The results of a test done on District 205 drinking water for lead particles have come in.

“We’re very pleased that we can say that we do not have a lead issue in our drinking water,” says 205 Superintendent Ralph Grimm who authorized the study in March.

Grimm was first prompted to do the tests in part by the public health outbreak due to high levels of lead in Flint, Michigan’s water and by a Associated Press reporter that questioned Grimm about the safety of 205 water.

The Superintendent tells WGIL he conferred with Galesburg’s water department that expressed confidence that chemicals they use to combat dangerous amount of lead particles in water were sufficient.

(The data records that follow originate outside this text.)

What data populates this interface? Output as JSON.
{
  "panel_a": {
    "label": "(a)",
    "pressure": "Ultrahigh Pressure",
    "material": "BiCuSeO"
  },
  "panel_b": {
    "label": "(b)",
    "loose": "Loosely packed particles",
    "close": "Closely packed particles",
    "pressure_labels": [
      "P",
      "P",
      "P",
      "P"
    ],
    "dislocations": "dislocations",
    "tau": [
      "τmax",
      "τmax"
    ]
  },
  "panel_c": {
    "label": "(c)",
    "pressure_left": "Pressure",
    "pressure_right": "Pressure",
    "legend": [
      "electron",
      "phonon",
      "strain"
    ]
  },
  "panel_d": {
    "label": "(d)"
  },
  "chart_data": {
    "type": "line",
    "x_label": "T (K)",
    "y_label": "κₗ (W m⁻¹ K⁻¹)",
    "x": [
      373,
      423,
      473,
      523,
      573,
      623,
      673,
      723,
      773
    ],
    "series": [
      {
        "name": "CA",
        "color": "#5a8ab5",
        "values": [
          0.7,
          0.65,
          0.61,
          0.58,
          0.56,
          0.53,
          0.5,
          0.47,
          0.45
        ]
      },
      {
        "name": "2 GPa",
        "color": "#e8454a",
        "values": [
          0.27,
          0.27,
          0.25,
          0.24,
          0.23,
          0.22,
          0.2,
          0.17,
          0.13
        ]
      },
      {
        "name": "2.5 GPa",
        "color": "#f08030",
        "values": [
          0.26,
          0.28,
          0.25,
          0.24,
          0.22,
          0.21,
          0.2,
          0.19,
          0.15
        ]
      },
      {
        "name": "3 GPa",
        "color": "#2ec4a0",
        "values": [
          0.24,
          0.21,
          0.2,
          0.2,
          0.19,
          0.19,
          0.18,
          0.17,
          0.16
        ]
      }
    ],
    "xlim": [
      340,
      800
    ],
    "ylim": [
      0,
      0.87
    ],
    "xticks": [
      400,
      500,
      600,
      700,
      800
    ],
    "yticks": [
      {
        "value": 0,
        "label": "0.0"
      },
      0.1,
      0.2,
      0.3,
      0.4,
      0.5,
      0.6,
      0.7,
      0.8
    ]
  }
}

“I decided to go one step further and I asked our architect Bill Phillips to investigate what it would cost to do some independent sampling on our own,” Grimm says.

Although he says he was fairly confident the city’s water was safe, older pipes at some buildings left room for uncertainty.

The acceptable threshold for lead particles in water is 15 micrograms per liter and the results returned say 20 of 25 samples taken contained less than 1 microgram per liter. 

The highest recorded level of the samples was 2.8 microgram per liter.

The 25 samples were gathered on March 21 from every district building between 6:15 and 9:40 a.m. and were sent to to PDC Laboratories in Peoria to be tested for lead.

Grimm says to the best of his knowledge, a test like this has never been conducted in the district.